Obwohl es viele Lehren sind, nicht weniger als 84.000, sind sie alle in dem ‚Einzigen Ansinnen’ (Gongchig) der Buddhas vereinigt. Obwohl keine der Vajra-Aussagen im Gongchig direkt oder ausdrücklich sagt, was dieses ‚Einzige Ansinnen’ ist, erkannten Kommentatoren wie Rigdzin Chökyi Drakpa aus der ersten Vajra-Aussage („[Der Buddha] enthüllte die Bestehensweise der Natur und Erscheinung aller Phänomene.“) die Lehre des abhängigen Entstehens als das eine Prinzip, das dem gesamten Gongchig zu Grunde liegt. Diese Lehre ist in dem berühmten ‚Vers des Abhängigen Entstehens’ zusammengefasst:
Alle Phänomene entstehen aus Ursachen und Bedingungen,
folglich erläuterte der Tathāgata die Ursachen und Bedingungen.
Durch Ursachen und Bedingungen enden diese Phänomene.

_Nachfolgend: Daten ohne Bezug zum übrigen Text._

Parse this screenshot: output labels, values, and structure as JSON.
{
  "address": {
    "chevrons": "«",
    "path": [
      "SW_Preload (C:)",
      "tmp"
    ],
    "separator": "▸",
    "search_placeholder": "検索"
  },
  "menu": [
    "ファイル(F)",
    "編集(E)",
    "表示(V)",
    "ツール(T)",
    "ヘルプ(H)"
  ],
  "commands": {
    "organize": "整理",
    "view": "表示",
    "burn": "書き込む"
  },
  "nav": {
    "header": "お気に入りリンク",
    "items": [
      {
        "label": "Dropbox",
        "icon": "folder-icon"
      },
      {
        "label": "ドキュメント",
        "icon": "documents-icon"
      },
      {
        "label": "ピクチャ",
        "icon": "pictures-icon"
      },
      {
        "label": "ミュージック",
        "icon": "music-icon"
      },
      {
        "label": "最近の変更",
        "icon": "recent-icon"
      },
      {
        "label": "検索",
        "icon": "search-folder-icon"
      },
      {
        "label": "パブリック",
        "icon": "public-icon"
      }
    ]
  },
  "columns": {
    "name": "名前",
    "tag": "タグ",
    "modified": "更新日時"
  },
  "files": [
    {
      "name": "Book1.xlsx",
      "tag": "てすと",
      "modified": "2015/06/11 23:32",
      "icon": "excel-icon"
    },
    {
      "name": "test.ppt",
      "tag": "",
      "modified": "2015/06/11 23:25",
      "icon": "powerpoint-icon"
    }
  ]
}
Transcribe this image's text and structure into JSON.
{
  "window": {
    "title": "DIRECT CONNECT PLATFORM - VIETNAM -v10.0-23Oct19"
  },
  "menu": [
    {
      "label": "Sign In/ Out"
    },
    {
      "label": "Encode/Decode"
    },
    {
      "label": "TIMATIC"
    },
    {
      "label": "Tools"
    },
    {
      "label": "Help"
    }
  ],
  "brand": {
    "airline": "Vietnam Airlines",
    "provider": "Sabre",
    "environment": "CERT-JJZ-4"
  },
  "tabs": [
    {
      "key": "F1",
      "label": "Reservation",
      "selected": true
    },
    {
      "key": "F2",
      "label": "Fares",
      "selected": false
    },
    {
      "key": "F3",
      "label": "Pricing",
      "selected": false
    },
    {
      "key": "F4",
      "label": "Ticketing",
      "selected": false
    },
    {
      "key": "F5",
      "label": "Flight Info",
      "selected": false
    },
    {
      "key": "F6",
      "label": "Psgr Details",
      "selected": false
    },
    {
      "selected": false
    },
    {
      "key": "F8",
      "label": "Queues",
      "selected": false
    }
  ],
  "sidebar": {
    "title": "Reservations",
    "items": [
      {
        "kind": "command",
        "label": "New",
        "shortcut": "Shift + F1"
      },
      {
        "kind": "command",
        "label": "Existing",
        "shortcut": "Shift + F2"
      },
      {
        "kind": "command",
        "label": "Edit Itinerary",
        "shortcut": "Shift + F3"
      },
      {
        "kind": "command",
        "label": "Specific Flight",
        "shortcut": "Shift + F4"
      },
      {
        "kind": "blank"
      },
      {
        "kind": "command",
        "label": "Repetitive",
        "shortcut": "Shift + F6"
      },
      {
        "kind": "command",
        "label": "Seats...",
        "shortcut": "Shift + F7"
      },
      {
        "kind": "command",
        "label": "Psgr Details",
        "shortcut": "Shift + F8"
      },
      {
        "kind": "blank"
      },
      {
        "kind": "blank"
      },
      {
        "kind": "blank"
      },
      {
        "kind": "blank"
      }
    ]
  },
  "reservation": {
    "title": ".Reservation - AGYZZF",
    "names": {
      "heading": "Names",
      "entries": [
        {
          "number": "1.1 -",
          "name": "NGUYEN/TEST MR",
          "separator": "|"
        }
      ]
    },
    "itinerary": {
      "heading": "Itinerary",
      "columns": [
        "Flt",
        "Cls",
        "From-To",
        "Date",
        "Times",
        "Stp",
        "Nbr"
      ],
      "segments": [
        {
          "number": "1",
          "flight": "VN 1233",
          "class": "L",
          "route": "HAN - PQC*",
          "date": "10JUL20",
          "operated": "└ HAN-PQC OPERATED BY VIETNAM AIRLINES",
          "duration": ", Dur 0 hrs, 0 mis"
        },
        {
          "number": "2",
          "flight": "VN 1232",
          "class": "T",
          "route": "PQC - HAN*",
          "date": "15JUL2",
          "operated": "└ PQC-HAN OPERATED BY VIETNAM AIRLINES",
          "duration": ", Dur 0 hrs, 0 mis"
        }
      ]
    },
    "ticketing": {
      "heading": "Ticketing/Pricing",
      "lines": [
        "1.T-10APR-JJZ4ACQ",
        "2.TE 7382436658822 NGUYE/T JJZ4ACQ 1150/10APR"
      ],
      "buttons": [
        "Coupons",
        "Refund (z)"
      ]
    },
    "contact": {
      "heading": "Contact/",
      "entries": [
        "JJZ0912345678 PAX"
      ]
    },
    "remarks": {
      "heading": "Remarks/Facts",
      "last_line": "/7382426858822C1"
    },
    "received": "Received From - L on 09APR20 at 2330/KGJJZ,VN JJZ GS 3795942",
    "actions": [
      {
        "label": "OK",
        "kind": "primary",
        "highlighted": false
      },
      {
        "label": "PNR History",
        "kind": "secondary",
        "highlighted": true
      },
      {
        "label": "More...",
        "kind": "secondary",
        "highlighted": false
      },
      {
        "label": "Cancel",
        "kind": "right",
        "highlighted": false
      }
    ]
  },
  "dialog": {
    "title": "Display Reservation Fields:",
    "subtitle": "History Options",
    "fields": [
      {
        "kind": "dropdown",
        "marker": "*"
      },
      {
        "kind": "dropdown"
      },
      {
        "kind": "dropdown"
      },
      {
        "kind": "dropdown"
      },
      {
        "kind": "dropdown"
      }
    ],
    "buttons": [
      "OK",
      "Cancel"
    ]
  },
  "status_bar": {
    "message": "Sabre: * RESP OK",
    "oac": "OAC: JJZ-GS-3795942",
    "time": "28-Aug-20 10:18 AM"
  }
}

dies hat der Große Asket gelehrt.
Außerdem ist diese Lehre des abhängigen Entstehens laut Nagārjuna in seinen ‚Wurzelversen über den Mittleren Weg’ nichts anderes als die tiefgründige Lehre der Leerheit. Die Wahrheit des abhängigen Entstehens zu verwirklichen, bedeutet, die Wahrheit der Leerheit zu verwirklichen und dies ist die einzige zu Grunde liegende Wahrheit, die durch die endgültige Weisheit aller Buddhas erkannt wird. Wenn die Buddhas die Wahrheit der Leerheit direkt erkennen, verstehen sie auch vollständig das komplexe abhängige Entstehen aller Phänomene. Wenn wir uns dieser einzigen Wahrheit aus der Perspektive des abhängigen Entstehens nähern, dann verstehen wir, dass alle Phänomene aufgrund von Ursachen und Bedingungen entstehen. Positive Handlungen erzeugen Glück, während negative Handlungen Leiden zur Folge haben. Die Natur des Selbst-Greifens ist immer Leiden, so wie die Natur des Feuers heiß und brennend ist. Gleichermaßen ist die Natur der Befreiung völliges Glück, so wie die Natur des Wassers nass und befeuchtend ist. Vielleicht ist es wegen dieser Betonung des abhängigen Entstehens, dass Kyobpa Rinpoche von Düsum Khyenpa (dem erste Schwarzhut Karmapa, 1110-1193) und dem berühmten indischen Abt Shākyashrībhadra (1127-1225, Sakya Panditas klösterlicher Präzeptor) als die ‚Inkarnation von Nagārjuna’, dem ‚Meister des Abhängigen Entstehens’, geehrt wurde.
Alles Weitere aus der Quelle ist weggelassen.